Le ministre de l\'Intérieur Manuel Valls à l\'Assemblée nationale (Paris) le 13 novembre 2012.
Le ministre de l'Intérieur Manuel Valls à l'Assemblée nationale (Paris) le 13 novembre 2012. (BERTRAND GUAY / AFP)

Le ministre de l'Intérieur a provoqué un incident mardi à l'Assemblée en accusant la droite d'être responsable du "retour du terrorisme". Le soir-même, dans sa conférence de presse, le chef de l'Etat l'a rappelé à l'ordre.

POLITIQUE - Le terrorisme est une "question qui doit rassembler". Après la fureur de l'opposition provoquée par le ministre de l'Intérieur, Manuel Valls, à l'Assemblée nationale mardi 13 novembre, qui a accusé la droite d'être responsable du "retour du terrorisme", François Hollande a voulu apaiser les esprits quelques heures plus tard lors de sa première conférence de presse.

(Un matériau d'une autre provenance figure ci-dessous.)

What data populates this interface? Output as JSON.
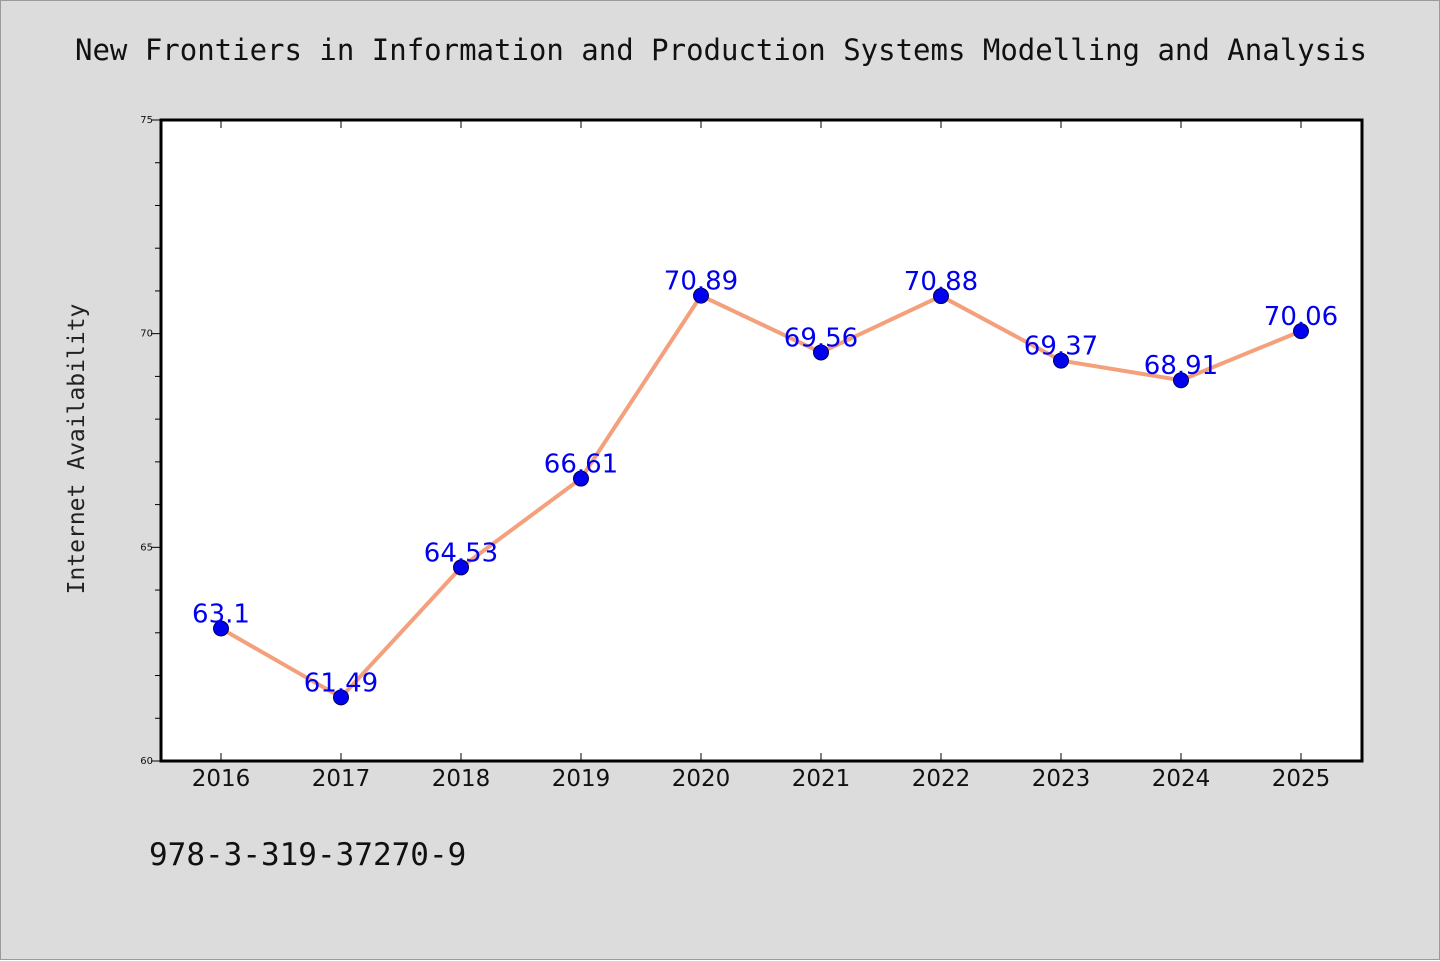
{
  "chart_data": {
    "type": "line",
    "title": "New Frontiers in Information and Production Systems Modelling and Analysis",
    "ylabel": "Internet Availability",
    "xlabel": "",
    "categories": [
      "2016",
      "2017",
      "2018",
      "2019",
      "2020",
      "2021",
      "2022",
      "2023",
      "2024",
      "2025"
    ],
    "values": [
      63.1,
      61.49,
      64.53,
      66.61,
      70.89,
      69.56,
      70.88,
      69.37,
      68.91,
      70.06
    ],
    "ylim": [
      60,
      75
    ],
    "yticks": [
      "60",
      "65",
      "70",
      "75"
    ],
    "grid": false,
    "line_color": "#f4a07c",
    "marker_color": "#0000ee",
    "label_color": "#0000ee"
  },
  "footer": {
    "isbn": "978-3-319-37270-9"
  }
}
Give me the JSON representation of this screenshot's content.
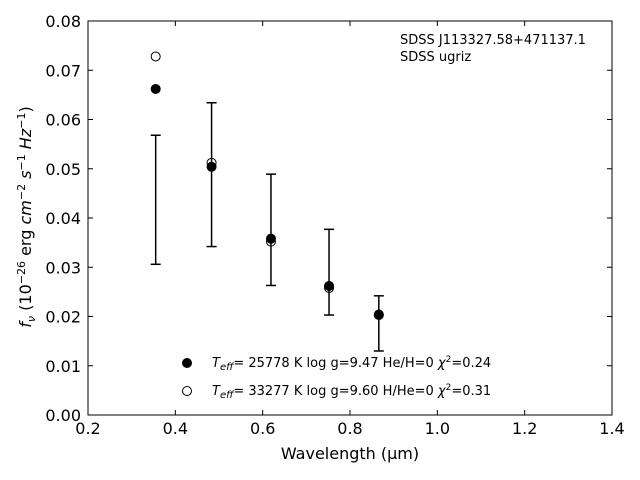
{
  "chart_data": {
    "type": "scatter",
    "xlabel": "Wavelength (μm)",
    "ylabel_parts": {
      "f": "f",
      "nu": "ν",
      "open": " (10",
      "exp1": "−26",
      "erg": " erg ",
      "cm": "cm",
      "exp2": "−2",
      "s": " s",
      "exp3": "−1",
      "hz": " Hz",
      "exp4": "−1",
      "close": ")"
    },
    "xlim": [
      0.2,
      1.4
    ],
    "ylim": [
      0.0,
      0.08
    ],
    "xticks": [
      "0.2",
      "0.4",
      "0.6",
      "0.8",
      "1.0",
      "1.2",
      "1.4"
    ],
    "yticks": [
      "0.00",
      "0.01",
      "0.02",
      "0.03",
      "0.04",
      "0.05",
      "0.06",
      "0.07",
      "0.08"
    ],
    "annotation": [
      "SDSS J113327.58+471137.1",
      "SDSS ugriz"
    ],
    "observed": {
      "x": [
        0.355,
        0.483,
        0.619,
        0.752,
        0.866
      ],
      "y": [
        0.0437,
        0.0488,
        0.0376,
        0.029,
        0.0186
      ],
      "err": [
        0.0131,
        0.0146,
        0.0113,
        0.0087,
        0.0056
      ]
    },
    "series": [
      {
        "name": "Teff=25778 K log g=9.47 He/H=0 χ2=0.24",
        "marker": "filled-circle",
        "legend": {
          "T": "T",
          "sub": "eff",
          "text": "= 25778 K  log g=9.47  He/H=0  ",
          "chi": "χ",
          "sup": "2",
          "end": "=0.24"
        },
        "x": [
          0.355,
          0.483,
          0.619,
          0.752,
          0.866
        ],
        "y": [
          0.0662,
          0.0504,
          0.0358,
          0.0262,
          0.0204
        ]
      },
      {
        "name": "Teff=33277 K log g=9.60 H/He=0 χ2=0.31",
        "marker": "open-circle",
        "legend": {
          "T": "T",
          "sub": "eff",
          "text": "= 33277 K  log g=9.60  H/He=0  ",
          "chi": "χ",
          "sup": "2",
          "end": "=0.31"
        },
        "x": [
          0.355,
          0.483,
          0.619,
          0.752,
          0.866
        ],
        "y": [
          0.0728,
          0.0512,
          0.0352,
          0.0258,
          0.0203
        ]
      }
    ]
  }
}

Retour sur cet incident en trois actes.

Acte 1 : Valls dit à la droite "le retour du terrorisme dans ce pays, c'est vous"

Au cours des questions au gouvernement à l'Assemblée nationale mardi, Manuel Valls répond à une question du député Eric Ciotti, le "monsieur sécurité" de l'UMP. La question est destinée à la Garde des sceaux et porte sur les dernières statistiques de la délinquance en France. Les chiffres publiés récemment ont en effet entraîné une polémique.

Manuel Valls prend alors le micro et lance à la droite: "C'est vous qui avez échoué et les Français aujourd'hui payent dix ans d'une politique de sécurité faite de lois qui n'ont servi à rien, qui n'ont pas été appliquées. L'esbroufe, c'est vous, l'échec c'est vous, la hausse de la délinquance, c'est vous. (...) Le retour du terrorisme dans ce pays, c'est vous." 

LCP

La réponse provoque la fureur de l'opposition. Pierre Lellouche, député UMP de Paris, bondit de son banc pour se précipiter sur Manuel Valls, mais il est arrêté par les huissiers. Devant le tollé suscité par cette déclaration, le président PS de l'Assemblée Claude Bartolone lève la séance.

Acte 2 : Fillon demande à Hollande des excuses publiques

Après cet incident, l'ex-Premier ministre François Fillon réclame des excuses publiques "à l'égard de l'opposition", au président François Hollande, sur Twitter.

"Il est du rôle du chef de l'Etat de rappeler la nécessaire unité de la Nation dans la lutte contre le terrorisme", explique aussi dans un communiqué François Fillon, candidat à la présidence de l'UMP.

Acte 3 : Hollande rappelle à l'ordre Valls

Lors de sa première conférence de presse mardi en fin d'après-midi, le chef de l'Etat interrogé sur l'incident à l'Assemblée, recadre le ministre de l'Intérieur, Manuel Valls. Selon le président, "la lutte contre le terrorisme doit rassembler. Ne polémiquons pas. Le sujet est trop grave". Sans oublier d'adresser un message à Manuel Valls : "Ne perdons pas notre temps".